SPD-Chefin Bas bei Miosga: Zwischen Revolution und Reformstau
SPD-Chefin Bas bei Miosga: Revolution oder Reformstau?

SPD-Chefin Bärbel Bas bei Caren Miosga: Eine Frau zwischen Revolution und Reformstau

Die SPD steckt in der Krise, und Bärbel Bas sucht das Gaspedal. In der ARD-Sendung „Caren Miosga“ gab die SPD-Vorsitzende die Klassenkämpferin aus dem Ruhrpott, doch bei den Reformdiskussionen in der Hauptstadt verlässt sie sich vor allem auf das Prinzip Hoffnung. Eine Fernsehkritik von Christian Buß.

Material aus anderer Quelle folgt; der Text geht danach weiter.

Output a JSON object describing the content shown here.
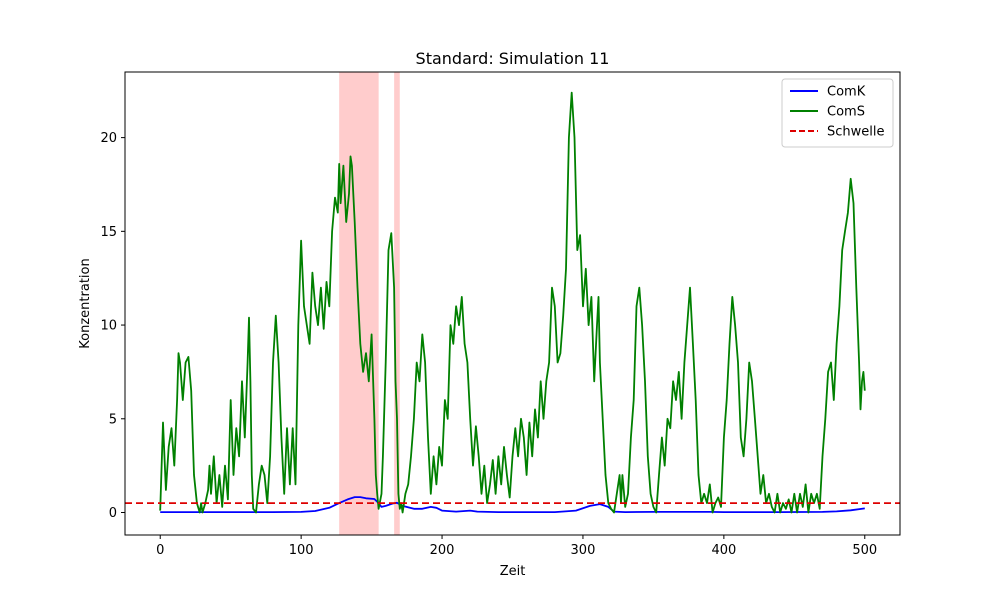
{
  "chart_data": {
    "type": "line",
    "title": "Standard: Simulation 11",
    "xlabel": "Zeit",
    "ylabel": "Konzentration",
    "xlim": [
      -25,
      525
    ],
    "ylim": [
      -1.2,
      23.5
    ],
    "xticks": [
      0,
      100,
      200,
      300,
      400,
      500
    ],
    "yticks": [
      0,
      5,
      10,
      15,
      20
    ],
    "grid": false,
    "legend_position": "top-right",
    "threshold": {
      "name": "Schwelle",
      "value": 0.5,
      "color": "#dd0000",
      "style": "dashed"
    },
    "shaded_regions": [
      {
        "x0": 127,
        "x1": 155,
        "color": "#ff9999"
      },
      {
        "x0": 166,
        "x1": 170,
        "color": "#ff9999"
      }
    ],
    "series": [
      {
        "name": "ComK",
        "color": "#0000ff",
        "points": [
          [
            0,
            0.02
          ],
          [
            40,
            0.02
          ],
          [
            80,
            0.02
          ],
          [
            100,
            0.03
          ],
          [
            110,
            0.08
          ],
          [
            120,
            0.25
          ],
          [
            127,
            0.5
          ],
          [
            133,
            0.7
          ],
          [
            138,
            0.82
          ],
          [
            142,
            0.82
          ],
          [
            146,
            0.76
          ],
          [
            152,
            0.72
          ],
          [
            155,
            0.5
          ],
          [
            157,
            0.3
          ],
          [
            160,
            0.35
          ],
          [
            165,
            0.48
          ],
          [
            168,
            0.52
          ],
          [
            172,
            0.35
          ],
          [
            180,
            0.2
          ],
          [
            186,
            0.2
          ],
          [
            192,
            0.3
          ],
          [
            196,
            0.25
          ],
          [
            200,
            0.1
          ],
          [
            210,
            0.05
          ],
          [
            220,
            0.1
          ],
          [
            225,
            0.05
          ],
          [
            240,
            0.02
          ],
          [
            280,
            0.02
          ],
          [
            295,
            0.1
          ],
          [
            305,
            0.35
          ],
          [
            312,
            0.45
          ],
          [
            318,
            0.3
          ],
          [
            322,
            0.05
          ],
          [
            330,
            0.02
          ],
          [
            350,
            0.03
          ],
          [
            390,
            0.03
          ],
          [
            400,
            0.02
          ],
          [
            440,
            0.02
          ],
          [
            470,
            0.03
          ],
          [
            480,
            0.06
          ],
          [
            490,
            0.12
          ],
          [
            500,
            0.22
          ]
        ]
      },
      {
        "name": "ComS",
        "color": "#008000",
        "points": [
          [
            0,
            0.1
          ],
          [
            2,
            4.8
          ],
          [
            4,
            1.2
          ],
          [
            6,
            3.5
          ],
          [
            8,
            4.5
          ],
          [
            10,
            2.5
          ],
          [
            12,
            6
          ],
          [
            13,
            8.5
          ],
          [
            14,
            8
          ],
          [
            16,
            6
          ],
          [
            18,
            8
          ],
          [
            20,
            8.3
          ],
          [
            22,
            6.5
          ],
          [
            24,
            2
          ],
          [
            26,
            0.5
          ],
          [
            28,
            0
          ],
          [
            29,
            0.5
          ],
          [
            30,
            0
          ],
          [
            32,
            0.5
          ],
          [
            34,
            1.2
          ],
          [
            35,
            2.5
          ],
          [
            36,
            1
          ],
          [
            38,
            3
          ],
          [
            40,
            0.5
          ],
          [
            42,
            2
          ],
          [
            44,
            0.3
          ],
          [
            46,
            2.5
          ],
          [
            48,
            0.7
          ],
          [
            50,
            6
          ],
          [
            52,
            2
          ],
          [
            54,
            4.5
          ],
          [
            56,
            3
          ],
          [
            58,
            7
          ],
          [
            60,
            4
          ],
          [
            62,
            8
          ],
          [
            63,
            10.4
          ],
          [
            64,
            7
          ],
          [
            65,
            2
          ],
          [
            66,
            0.2
          ],
          [
            68,
            0
          ],
          [
            70,
            1.5
          ],
          [
            72,
            2.5
          ],
          [
            74,
            2
          ],
          [
            76,
            0.5
          ],
          [
            78,
            3
          ],
          [
            80,
            8
          ],
          [
            82,
            10.5
          ],
          [
            84,
            8
          ],
          [
            86,
            4
          ],
          [
            88,
            1
          ],
          [
            90,
            4.5
          ],
          [
            92,
            1.5
          ],
          [
            94,
            4.5
          ],
          [
            96,
            1.5
          ],
          [
            98,
            10
          ],
          [
            100,
            14.5
          ],
          [
            102,
            11
          ],
          [
            104,
            10
          ],
          [
            106,
            9
          ],
          [
            108,
            12.8
          ],
          [
            110,
            11
          ],
          [
            112,
            10
          ],
          [
            114,
            12
          ],
          [
            116,
            9.8
          ],
          [
            118,
            12.3
          ],
          [
            120,
            11
          ],
          [
            122,
            15
          ],
          [
            124,
            16.8
          ],
          [
            126,
            16
          ],
          [
            127,
            18.6
          ],
          [
            128,
            16.5
          ],
          [
            130,
            18.5
          ],
          [
            132,
            15.5
          ],
          [
            134,
            17
          ],
          [
            135,
            19
          ],
          [
            136,
            18.5
          ],
          [
            138,
            15.5
          ],
          [
            140,
            12
          ],
          [
            142,
            9
          ],
          [
            144,
            7.5
          ],
          [
            146,
            8.5
          ],
          [
            148,
            7
          ],
          [
            150,
            9.5
          ],
          [
            152,
            5
          ],
          [
            153,
            2
          ],
          [
            154,
            1
          ],
          [
            155,
            0.2
          ],
          [
            157,
            1
          ],
          [
            158,
            3
          ],
          [
            160,
            8
          ],
          [
            162,
            14
          ],
          [
            164,
            14.9
          ],
          [
            166,
            12
          ],
          [
            167,
            7
          ],
          [
            168,
            5
          ],
          [
            169,
            1
          ],
          [
            170,
            0.2
          ],
          [
            171,
            0.5
          ],
          [
            172,
            0
          ],
          [
            174,
            1
          ],
          [
            176,
            1.5
          ],
          [
            178,
            3
          ],
          [
            180,
            5
          ],
          [
            182,
            8
          ],
          [
            184,
            7
          ],
          [
            186,
            9.5
          ],
          [
            188,
            8
          ],
          [
            190,
            4
          ],
          [
            192,
            1
          ],
          [
            194,
            3
          ],
          [
            196,
            1.5
          ],
          [
            198,
            3.5
          ],
          [
            200,
            2.5
          ],
          [
            202,
            6
          ],
          [
            204,
            5
          ],
          [
            206,
            10
          ],
          [
            208,
            9
          ],
          [
            210,
            11
          ],
          [
            212,
            10
          ],
          [
            214,
            11.5
          ],
          [
            216,
            9
          ],
          [
            218,
            8
          ],
          [
            220,
            5
          ],
          [
            222,
            2.5
          ],
          [
            224,
            4.6
          ],
          [
            226,
            3
          ],
          [
            228,
            1
          ],
          [
            230,
            2.5
          ],
          [
            232,
            0.5
          ],
          [
            234,
            1.5
          ],
          [
            236,
            2.8
          ],
          [
            238,
            1
          ],
          [
            240,
            3
          ],
          [
            242,
            1.5
          ],
          [
            244,
            3.5
          ],
          [
            246,
            2
          ],
          [
            248,
            0.8
          ],
          [
            250,
            3
          ],
          [
            252,
            4.5
          ],
          [
            254,
            3
          ],
          [
            256,
            5
          ],
          [
            258,
            4
          ],
          [
            260,
            2
          ],
          [
            262,
            4.8
          ],
          [
            264,
            3
          ],
          [
            266,
            5.5
          ],
          [
            268,
            4
          ],
          [
            270,
            7
          ],
          [
            272,
            5
          ],
          [
            274,
            7
          ],
          [
            276,
            8
          ],
          [
            278,
            12
          ],
          [
            280,
            11
          ],
          [
            282,
            8
          ],
          [
            284,
            8.5
          ],
          [
            286,
            10.5
          ],
          [
            288,
            13
          ],
          [
            290,
            20
          ],
          [
            292,
            22.4
          ],
          [
            294,
            20
          ],
          [
            296,
            14
          ],
          [
            298,
            14.8
          ],
          [
            300,
            11
          ],
          [
            302,
            13
          ],
          [
            304,
            10
          ],
          [
            306,
            11.5
          ],
          [
            308,
            7
          ],
          [
            310,
            10
          ],
          [
            311,
            11.5
          ],
          [
            312,
            8
          ],
          [
            314,
            5
          ],
          [
            316,
            2
          ],
          [
            318,
            0.5
          ],
          [
            320,
            0.2
          ],
          [
            322,
            0
          ],
          [
            324,
            1
          ],
          [
            326,
            2
          ],
          [
            327,
            0.5
          ],
          [
            328,
            2
          ],
          [
            330,
            0.3
          ],
          [
            332,
            1
          ],
          [
            334,
            4
          ],
          [
            336,
            6
          ],
          [
            338,
            11
          ],
          [
            340,
            12
          ],
          [
            342,
            10
          ],
          [
            344,
            7
          ],
          [
            346,
            3
          ],
          [
            348,
            1
          ],
          [
            350,
            0.3
          ],
          [
            352,
            0
          ],
          [
            354,
            2
          ],
          [
            356,
            4
          ],
          [
            358,
            2.5
          ],
          [
            360,
            5
          ],
          [
            362,
            4.5
          ],
          [
            364,
            7
          ],
          [
            366,
            6
          ],
          [
            368,
            7.5
          ],
          [
            370,
            5
          ],
          [
            372,
            8
          ],
          [
            374,
            10
          ],
          [
            376,
            12
          ],
          [
            378,
            9
          ],
          [
            380,
            6
          ],
          [
            382,
            2
          ],
          [
            384,
            0.5
          ],
          [
            386,
            1
          ],
          [
            388,
            0.5
          ],
          [
            390,
            1.5
          ],
          [
            392,
            0
          ],
          [
            394,
            0.5
          ],
          [
            396,
            0.8
          ],
          [
            398,
            0.3
          ],
          [
            400,
            4
          ],
          [
            402,
            6
          ],
          [
            404,
            9
          ],
          [
            406,
            11.5
          ],
          [
            408,
            10
          ],
          [
            410,
            8
          ],
          [
            412,
            4
          ],
          [
            414,
            3
          ],
          [
            416,
            5
          ],
          [
            418,
            8
          ],
          [
            420,
            7
          ],
          [
            422,
            5
          ],
          [
            424,
            3
          ],
          [
            426,
            1
          ],
          [
            428,
            2
          ],
          [
            430,
            0.5
          ],
          [
            432,
            1
          ],
          [
            434,
            0.3
          ],
          [
            436,
            0
          ],
          [
            438,
            1
          ],
          [
            440,
            0
          ],
          [
            442,
            0.5
          ],
          [
            444,
            0.2
          ],
          [
            446,
            0.7
          ],
          [
            448,
            0
          ],
          [
            450,
            1
          ],
          [
            452,
            0
          ],
          [
            454,
            1
          ],
          [
            456,
            0.3
          ],
          [
            458,
            1.5
          ],
          [
            460,
            0
          ],
          [
            462,
            1
          ],
          [
            464,
            0.5
          ],
          [
            466,
            1
          ],
          [
            468,
            0.2
          ],
          [
            470,
            3
          ],
          [
            472,
            5
          ],
          [
            474,
            7.5
          ],
          [
            476,
            8
          ],
          [
            478,
            6
          ],
          [
            480,
            9
          ],
          [
            482,
            11
          ],
          [
            484,
            14
          ],
          [
            486,
            15
          ],
          [
            488,
            16
          ],
          [
            490,
            17.8
          ],
          [
            492,
            16.5
          ],
          [
            494,
            12
          ],
          [
            496,
            8
          ],
          [
            497,
            5.5
          ],
          [
            498,
            7
          ],
          [
            499,
            7.5
          ],
          [
            500,
            6.5
          ]
        ]
      }
    ]
  }
}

Auftritt als Kämpferin aus dem Ruhrpott

Bärbel Bas inszenierte sich als bodenständige Politikerin, die die Nöte der Arbeiter kennt. Sie sprach von „Werkstoren“, vor denen die SPD wieder präsent sein müsse. Ihre Botschaft: Die Partei dürfe den Kontakt zur Basis nicht verlieren. Doch die konkreten Antworten auf die drängenden Fragen der Zeit blieben vage.

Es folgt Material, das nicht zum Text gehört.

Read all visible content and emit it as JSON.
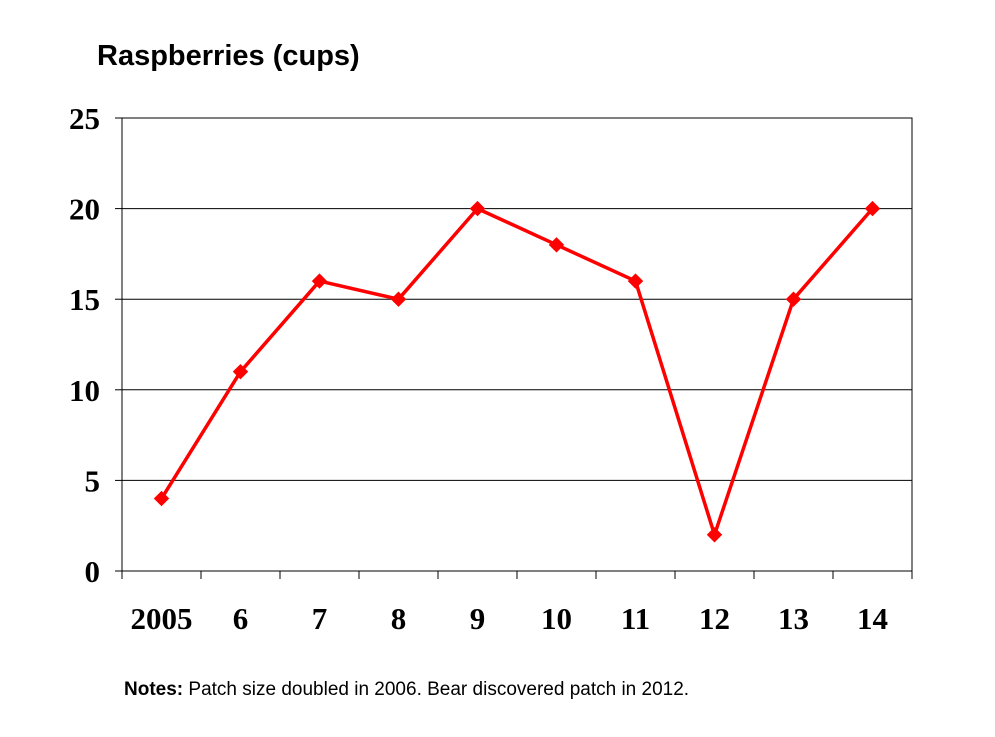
{
  "chart_data": {
    "type": "line",
    "title": "Raspberries (cups)",
    "xlabel": "",
    "ylabel": "",
    "categories": [
      "2005",
      "6",
      "7",
      "8",
      "9",
      "10",
      "11",
      "12",
      "13",
      "14"
    ],
    "series": [
      {
        "values": [
          4,
          11,
          16,
          15,
          20,
          18,
          16,
          2,
          15,
          20
        ]
      }
    ],
    "ylim": [
      0,
      25
    ],
    "yticks": [
      0,
      5,
      10,
      15,
      20,
      25
    ],
    "grid": true,
    "marker": "diamond",
    "line_color": "#ff0000",
    "notes": {
      "label": "Notes:",
      "text": " Patch size doubled in 2006. Bear discovered patch in 2012."
    }
  }
}
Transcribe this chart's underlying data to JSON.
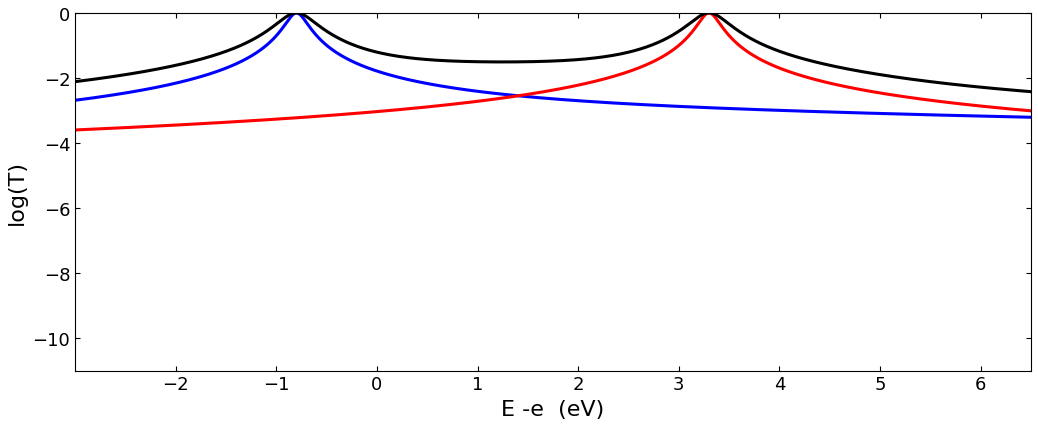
{
  "xmin": -3.0,
  "xmax": 6.5,
  "ymin": -11,
  "ymax": 0,
  "xlabel": "E -e  (eV)",
  "ylabel": "log(T)",
  "xlabel_fontsize": 16,
  "ylabel_fontsize": 16,
  "tick_fontsize": 13,
  "yticks": [
    0,
    -2,
    -4,
    -6,
    -8,
    -10
  ],
  "xticks": [
    -2,
    -1,
    0,
    1,
    2,
    3,
    4,
    5,
    6
  ],
  "line_width": 2.2,
  "bg_color": "#ffffff",
  "r1": -0.8,
  "r2": 3.3
}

Reformstau in der Hauptstadt

Während Bas kämpferische Töne anschlug, zeigte sie sich in der Sache zurückhaltend. Auf die Frage nach notwendigen Reformen verwies sie auf die Koalitionspartner und die schwierigen Mehrheitsverhältnisse. Kritiker werfen ihr vor, sich im Reformstau zu verlieren, anstatt klare Akzente zu setzen.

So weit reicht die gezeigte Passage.